One strategy for unblocking projects where you’re making no progress is called ‘concept matching’

Another strategy Little recommends for blocked projects is to use “concept matching”, which involves looking for metaphorical parallels between the stalled project and a completely different domain for which you have expertise. For example, if your writing project has hit the buffers and you love football, you could create two lists, one describing aspects of the writing project, the other describing common elements involved in success in football. Then the trick is to look for parallels, which may unlock creative solutions to your stuck project. For instance, what would be your writing project equivalent to home support or pre-season training? Perhaps such questions could get you thinking about your working environment or courses you need to go on, potentially rejuvenating your project.

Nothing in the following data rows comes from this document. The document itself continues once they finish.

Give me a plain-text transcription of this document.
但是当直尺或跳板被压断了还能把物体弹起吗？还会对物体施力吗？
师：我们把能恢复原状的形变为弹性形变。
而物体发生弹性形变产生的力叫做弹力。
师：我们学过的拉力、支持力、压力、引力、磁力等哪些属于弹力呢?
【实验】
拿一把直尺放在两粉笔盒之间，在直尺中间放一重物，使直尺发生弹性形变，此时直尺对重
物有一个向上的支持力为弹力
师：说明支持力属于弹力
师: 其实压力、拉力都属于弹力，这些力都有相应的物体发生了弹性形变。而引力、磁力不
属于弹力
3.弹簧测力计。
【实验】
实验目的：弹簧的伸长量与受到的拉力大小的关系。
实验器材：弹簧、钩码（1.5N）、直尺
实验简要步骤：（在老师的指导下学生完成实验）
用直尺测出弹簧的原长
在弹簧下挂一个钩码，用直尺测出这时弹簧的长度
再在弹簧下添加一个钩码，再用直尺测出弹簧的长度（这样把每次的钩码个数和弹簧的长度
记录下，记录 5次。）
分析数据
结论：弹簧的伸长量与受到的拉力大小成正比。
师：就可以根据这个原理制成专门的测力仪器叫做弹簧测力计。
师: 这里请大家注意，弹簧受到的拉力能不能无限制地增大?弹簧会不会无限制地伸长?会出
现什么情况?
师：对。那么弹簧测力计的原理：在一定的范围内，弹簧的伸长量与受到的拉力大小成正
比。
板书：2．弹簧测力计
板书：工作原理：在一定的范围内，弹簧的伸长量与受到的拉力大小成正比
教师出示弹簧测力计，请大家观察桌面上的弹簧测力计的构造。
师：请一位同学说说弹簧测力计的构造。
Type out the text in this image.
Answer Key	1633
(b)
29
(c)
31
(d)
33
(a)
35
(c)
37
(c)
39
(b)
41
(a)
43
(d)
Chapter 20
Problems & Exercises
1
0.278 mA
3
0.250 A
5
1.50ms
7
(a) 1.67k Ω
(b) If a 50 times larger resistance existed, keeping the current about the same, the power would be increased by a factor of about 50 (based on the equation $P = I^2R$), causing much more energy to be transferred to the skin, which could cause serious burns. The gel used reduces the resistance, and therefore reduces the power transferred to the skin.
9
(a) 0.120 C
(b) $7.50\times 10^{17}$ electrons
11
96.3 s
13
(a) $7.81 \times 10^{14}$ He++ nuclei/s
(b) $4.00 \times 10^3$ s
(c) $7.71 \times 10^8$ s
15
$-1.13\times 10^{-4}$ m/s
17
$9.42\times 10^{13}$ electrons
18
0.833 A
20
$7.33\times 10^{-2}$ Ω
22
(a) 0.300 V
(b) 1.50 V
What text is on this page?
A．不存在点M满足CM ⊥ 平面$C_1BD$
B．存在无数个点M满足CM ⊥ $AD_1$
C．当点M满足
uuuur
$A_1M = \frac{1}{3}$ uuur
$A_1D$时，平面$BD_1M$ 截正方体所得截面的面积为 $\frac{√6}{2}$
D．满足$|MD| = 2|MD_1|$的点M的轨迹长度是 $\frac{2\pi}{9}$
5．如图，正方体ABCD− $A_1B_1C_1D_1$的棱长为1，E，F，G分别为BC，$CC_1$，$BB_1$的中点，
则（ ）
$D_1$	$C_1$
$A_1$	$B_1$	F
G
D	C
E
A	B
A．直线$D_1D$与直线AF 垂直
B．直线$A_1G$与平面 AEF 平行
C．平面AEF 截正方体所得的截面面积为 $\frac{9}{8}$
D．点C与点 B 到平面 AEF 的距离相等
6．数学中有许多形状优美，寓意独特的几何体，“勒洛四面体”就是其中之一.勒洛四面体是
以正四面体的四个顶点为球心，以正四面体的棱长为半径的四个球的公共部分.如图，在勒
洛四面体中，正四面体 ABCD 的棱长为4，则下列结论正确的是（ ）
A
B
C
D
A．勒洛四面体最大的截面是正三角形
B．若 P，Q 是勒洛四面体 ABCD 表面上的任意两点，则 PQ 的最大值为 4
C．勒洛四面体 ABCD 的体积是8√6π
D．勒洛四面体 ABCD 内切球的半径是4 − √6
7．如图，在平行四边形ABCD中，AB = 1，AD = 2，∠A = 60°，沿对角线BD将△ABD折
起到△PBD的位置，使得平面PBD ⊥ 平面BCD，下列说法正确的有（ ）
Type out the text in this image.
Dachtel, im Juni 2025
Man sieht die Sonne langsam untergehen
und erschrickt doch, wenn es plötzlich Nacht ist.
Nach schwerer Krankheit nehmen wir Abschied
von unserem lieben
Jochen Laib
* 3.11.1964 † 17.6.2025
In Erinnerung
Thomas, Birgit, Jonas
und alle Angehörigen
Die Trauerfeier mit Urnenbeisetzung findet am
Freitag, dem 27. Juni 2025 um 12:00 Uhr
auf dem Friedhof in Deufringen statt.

All of which paints an optimistic picture of our capacity for change. For Little, three forces govern our lives: our biogenic natures (whether we are physiologically extravert, introvert or whatever), our sociogenic natures (how we are raised, the culture we live in and the company we keep), and finally, our idiogenic or “third natures”, which are comprised of our personal projects and the free traits we express in pursuit of them.

Choose those projects carefully, and you may surprise yourself with what you can achieve. “Whereas contexts embed us, projects pull us forward into new possibilities,” he says. “And one of those possibilities is a better life and a happier life.”